= James Moor (classicist) =

Scottish classicist (1712-1779)

James Moor (22 June 1712 – 17 September 1779) was a Scottish classical scholar, who served as Professor of Greek at the University of Glasgow from 1746 to 1774.

==Life and career==
Moor was the son of Robert Moor, a schoolmaster in Glasgow, where he was born on 22 June 1712. In 1825 he entered the University of Glasgow, and distinguished himself especially in classics and mathematics. After graduating M.A., he was engaged for some time as teacher in a school in his native city, and subsequently travelled abroad as tutor to the Earls of Selkirk and Erroll. He was afterwards tutor to William Boyd, 4th Earl of Kilmarnock, until 1742, when he became librarian of the University of Glasgow. In 1746 he was elected to the chair of Greek there, promotion which he owed to the assistance of Dunbar Douglas, 4th Earl of Selkirk. In 1745 Moor made a journey to London in an endeavour to obtain a pardon for his patron the Earl of Kilmarnock, who had been condemned for his share in the Jacobite rebellion. His efforts were unsuccessful.

At the request of the university, Moor, in conjunction with George Muirhead, the Professor of Humanity, superintended the production of a magnificent edition of Homer in four folio volumes, published by the Foulises of Glasgow. To ensure the utmost accuracy of the text, every sheet was read six times before it was sent to press, twice by the ordinary corrector, once by Andrew Foulis, once by each of the editors separately, and finally by both conjunctly. Copies of this edition (1747) were already very rare by the late nineteenth century. For the Foulis press Moor also edited Herodotus and other classics. In 1761 he was appointed vice-rector of the university, and he received in 1763 the degree of Doctor of Laws.

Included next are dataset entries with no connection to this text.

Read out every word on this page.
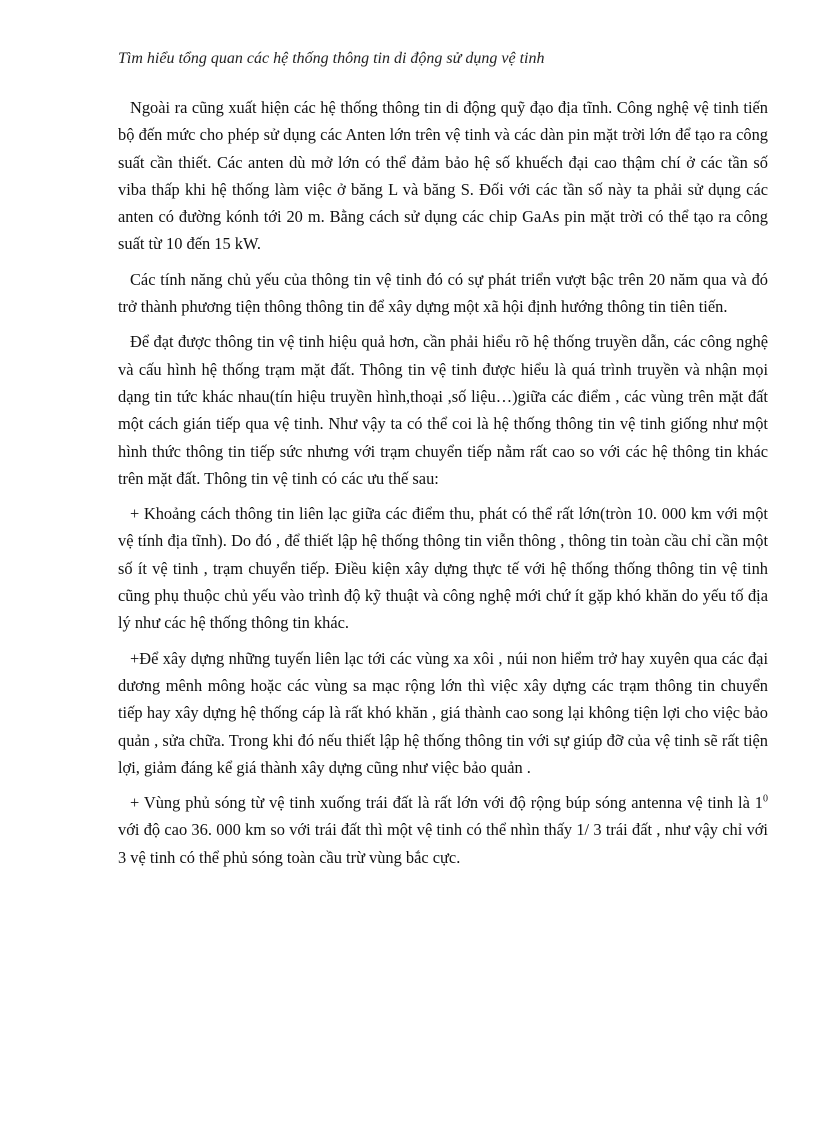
Tìm hiểu tổng quan các hệ thống thông tin di động sử dụng vệ tinh

Ngoài ra cũng xuất hiện các hệ thống thông tin di động quỹ đạo địa tĩnh. Công nghệ vệ tinh tiến bộ đến mức cho phép sử dụng các Anten lớn trên vệ tinh và các dàn pin mặt trời lớn để tạo ra công suất cần thiết. Các anten dù mở lớn có thể đảm bảo hệ số khuếch đại cao thậm chí ở các tần số viba thấp khi hệ thống làm việc ở băng L và băng S. Đối với các tần số này ta phải sử dụng các anten có đường kónh tới 20 m. Bằng cách sử dụng các chip GaAs pin mặt trời có thể tạo ra công suất từ 10 đến 15 kW.

Các tính năng chủ yếu của thông tin vệ tinh đó có sự phát triển vượt bậc trên 20 năm qua và đó trở thành phương tiện thông thông tin để xây dựng một xã hội định hướng thông tin tiên tiến.

Để đạt được thông tin vệ tinh hiệu quả hơn, cần phải hiểu rõ hệ thống truyền dẫn, các công nghệ và cấu hình hệ thống trạm mặt đất. Thông tin vệ tinh được hiểu là quá trình truyền và nhận mọi dạng tin tức khác nhau(tín hiệu truyền hình,thoại ,số liệu…)giữa các điểm , các vùng trên mặt đất một cách gián tiếp qua vệ tinh. Như vậy ta có thể coi là hệ thống thông tin vệ tinh giống như một hình thức thông tin tiếp sức nhưng với trạm chuyển tiếp nằm rất cao so với các hệ thông tin khác trên mặt đất. Thông tin vệ tinh có các ưu thế sau:

+ Khoảng cách thông tin liên lạc giữa các điểm thu, phát có thể rất lớn(tròn 10. 000 km với một vệ tính địa tĩnh). Do đó , để thiết lập hệ thống thông tin viễn thông , thông tin toàn cầu chỉ cần một số ít vệ tinh , trạm chuyển tiếp. Điều kiện xây dựng thực tế với hệ thống thống thông tin vệ tinh cũng phụ thuộc chủ yếu vào trình độ kỹ thuật và công nghệ mới chứ ít gặp khó khăn do yếu tố địa lý như các hệ thống thông tin khác.

+Để xây dựng những tuyến liên lạc tới các vùng xa xôi , núi non hiểm trở hay xuyên qua các đại dương mênh mông hoặc các vùng sa mạc rộng lớn thì việc xây dựng các trạm thông tin chuyển tiếp hay xây dựng hệ thống cáp là rất khó khăn , giá thành cao song lại không tiện lợi cho việc bảo quản , sửa chữa. Trong khi đó nếu thiết lập hệ thống thông tin với sự giúp đỡ của vệ tinh sẽ rất tiện lợi, giảm đáng kể giá thành xây dựng cũng như việc bảo quản .

+ Vùng phủ sóng từ vệ tinh xuống trái đất là rất lớn với độ rộng búp sóng antenna vệ tinh là $1^0$ với độ cao 36. 000 km so với trái đất thì một vệ tinh có thể nhìn thấy 1/ 3 trái đất , như vậy chỉ với 3 vệ tinh có thể phủ sóng toàn cầu trừ vùng bắc cực.
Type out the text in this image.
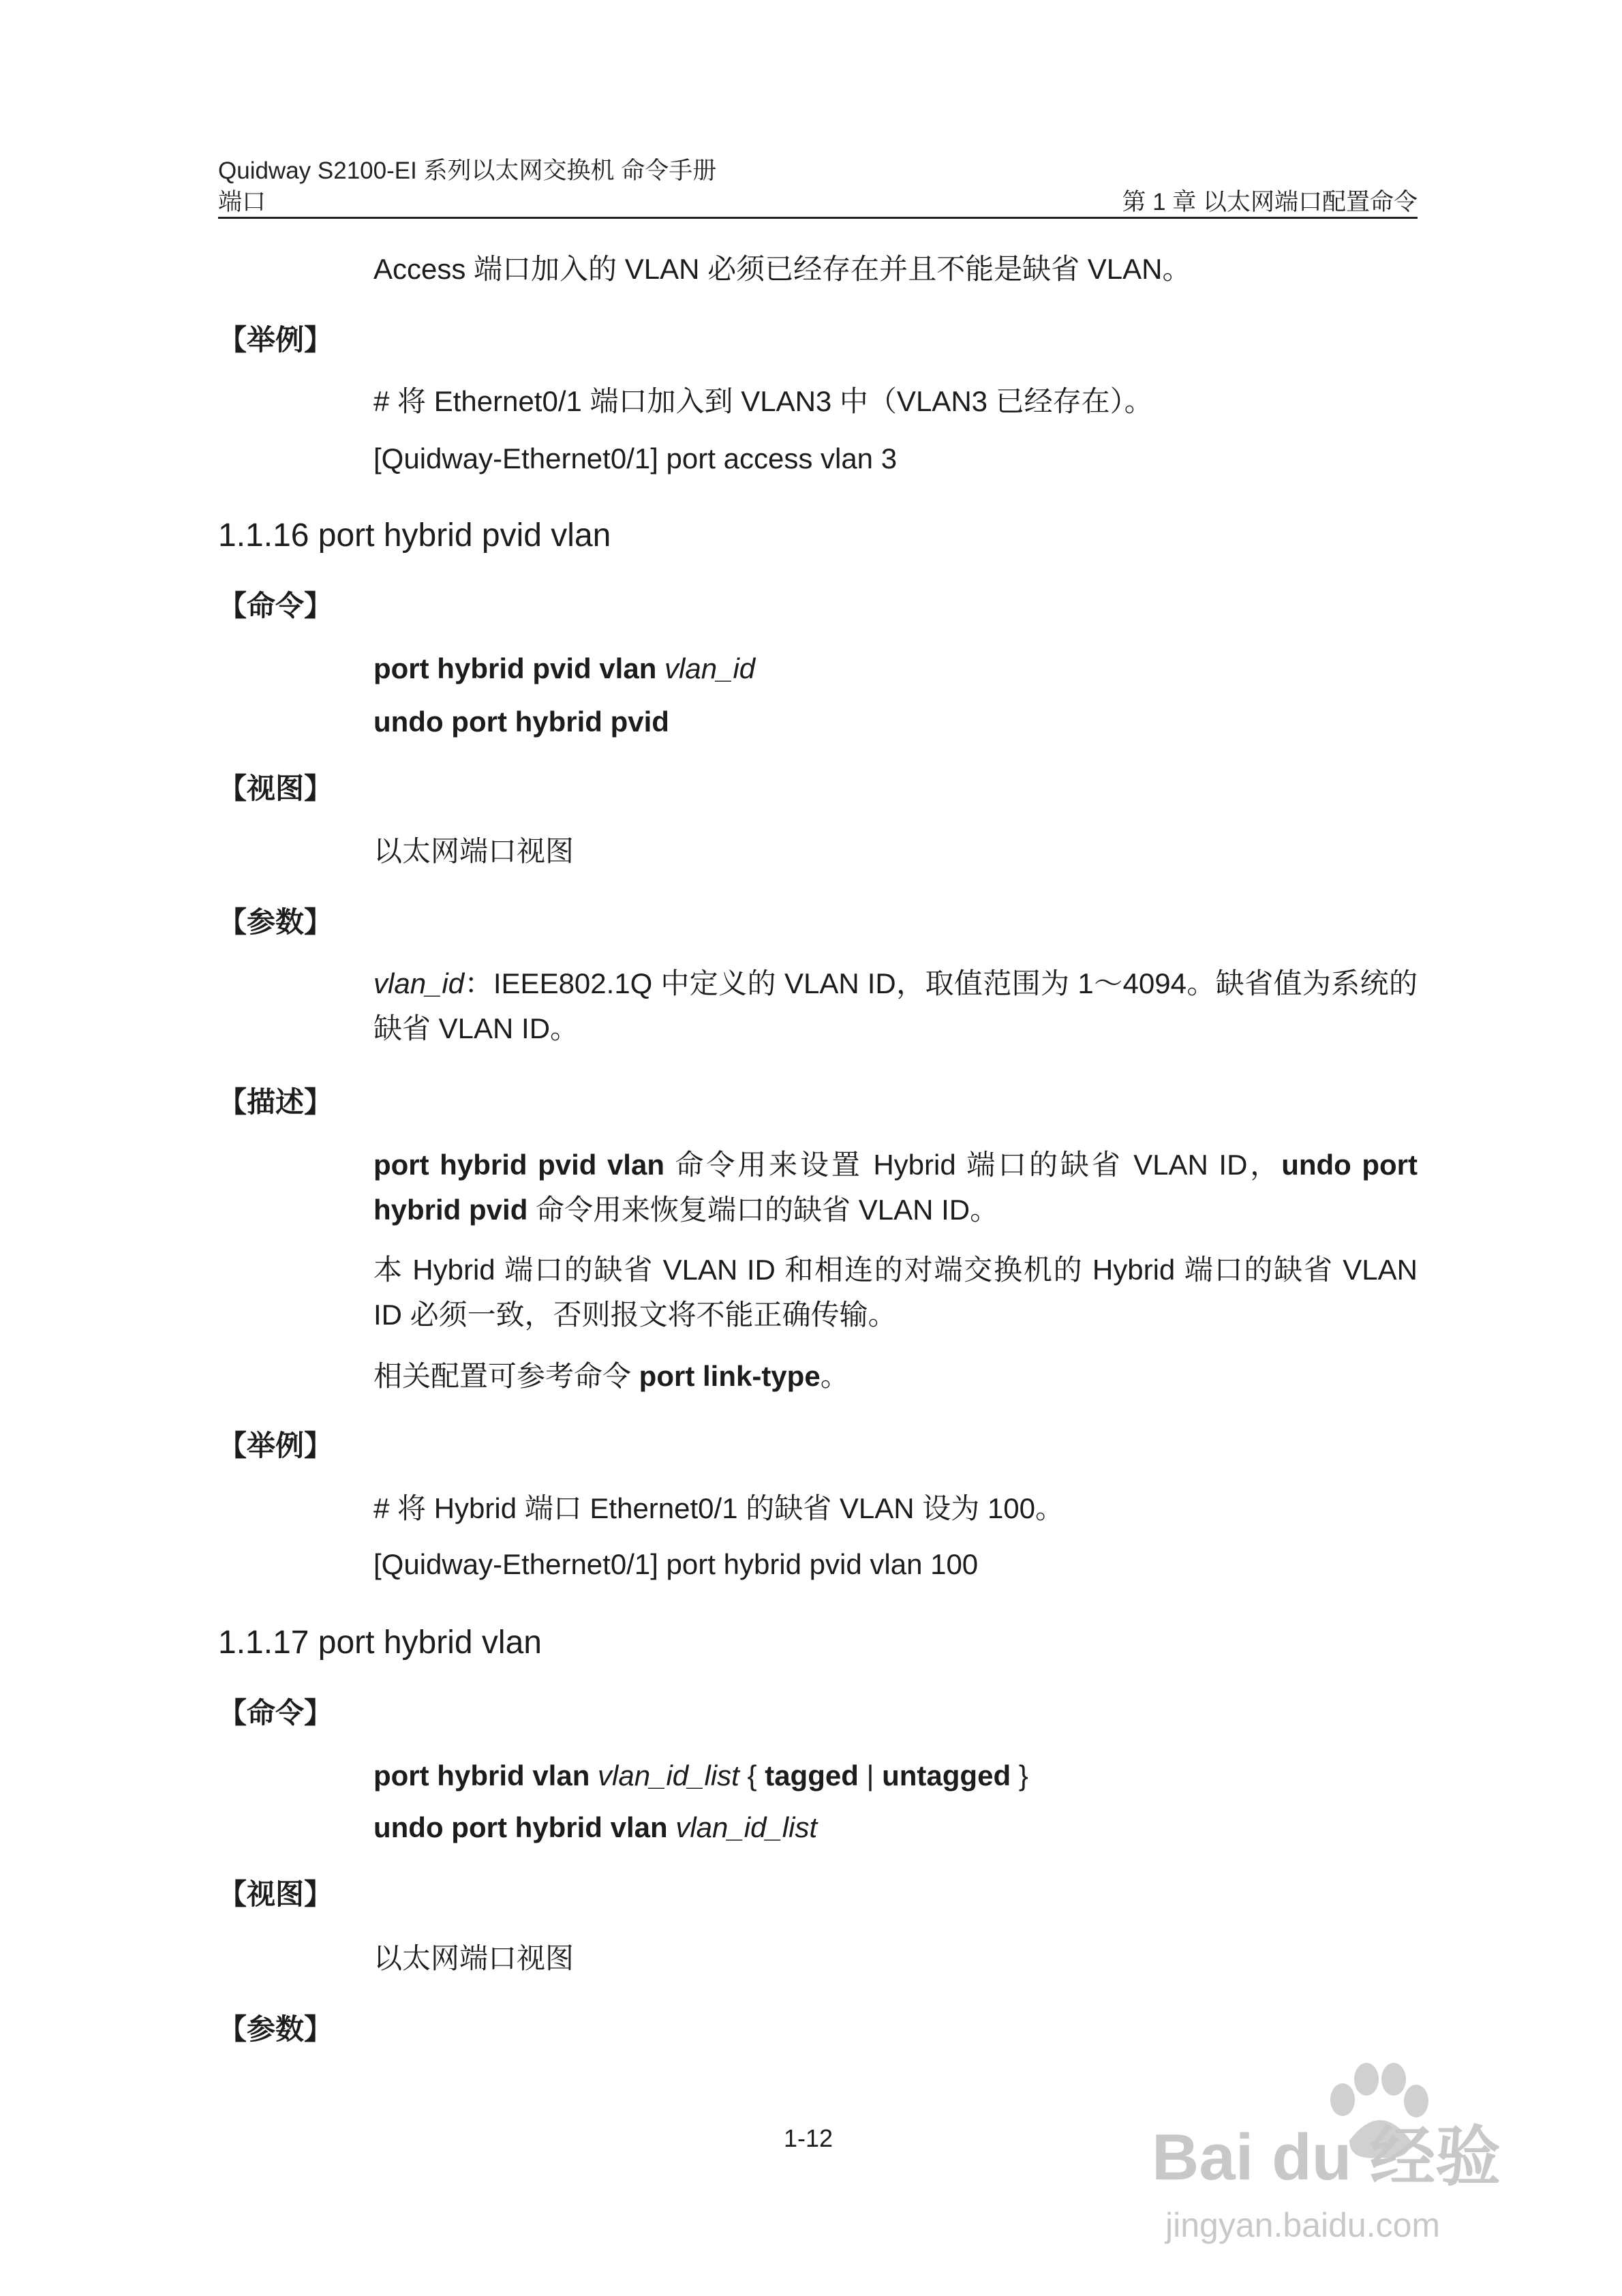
Quidway S2100-EI 系列以太网交换机 命令手册
端口	第 1 章 以太网端口配置命令
Access 端口加入的 VLAN 必须已经存在并且不能是缺省 VLAN。
【举例】
# 将 Ethernet0/1 端口加入到 VLAN3 中（VLAN3 已经存在）。
[Quidway-Ethernet0/1] port access vlan 3
1.1.16 port hybrid pvid vlan
【命令】
port hybrid pvid vlan vlan_id
undo port hybrid pvid
【视图】
以太网端口视图
【参数】
vlan_id：IEEE802.1Q 中定义的 VLAN ID，取值范围为 1～4094。缺省值为系统的缺省 VLAN ID。
【描述】
port hybrid pvid vlan 命令用来设置 Hybrid 端口的缺省 VLAN ID，undo port hybrid pvid 命令用来恢复端口的缺省 VLAN ID。
本 Hybrid 端口的缺省 VLAN ID 和相连的对端交换机的 Hybrid 端口的缺省 VLAN ID 必须一致，否则报文将不能正确传输。
相关配置可参考命令 port link-type。
【举例】
# 将 Hybrid 端口 Ethernet0/1 的缺省 VLAN 设为 100。
[Quidway-Ethernet0/1] port hybrid pvid vlan 100
1.1.17 port hybrid vlan
【命令】
port hybrid vlan vlan_id_list { tagged | untagged }
undo port hybrid vlan vlan_id_list
【视图】
以太网端口视图
【参数】
1-12	Bai du 经验
jingyan.baidu.com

Owing to bad health Moor resigned his chair in 1774, and died in Glasgow on 17 September 1779. During the period of his retirement Moor amused himself by writing Hudibrastic verses and epigrams, of which a number appeared in Notes and Queries during the nineteenth century. His valuable library and cabinet of medals were purchased by the university authorities.

==Selected publications==
Besides editing Homer, Herodotus, Tyrtaeus, and other classical authors for the Foulises, Moor wrote several learned treatises, including:
- Essays read to a Literary Society at their Weekly Meetings. Glasgow, 1759.
- On the End of Tragedy, according to Aristotle. Glasgow, 1763.
- Addison's Cato, done into Latin Verse, without the Love Scenes. Glasgow, 1764.
- On the Prepositions of the Greek Language. Glasgow, 1766 (reprinted at Richmond, 1830).
- A Vindication of Virgil from the Charge of Puerility imputed to him by Dr. Pearce. Glasgow, 1766.
- Elementa Linguae Graecae Pars Prima. Glasgow, 1766. A favourite school-book in Scotland, it passed through many editions in Latin, and an English version by J. C. Rowlatt appeared in 1836.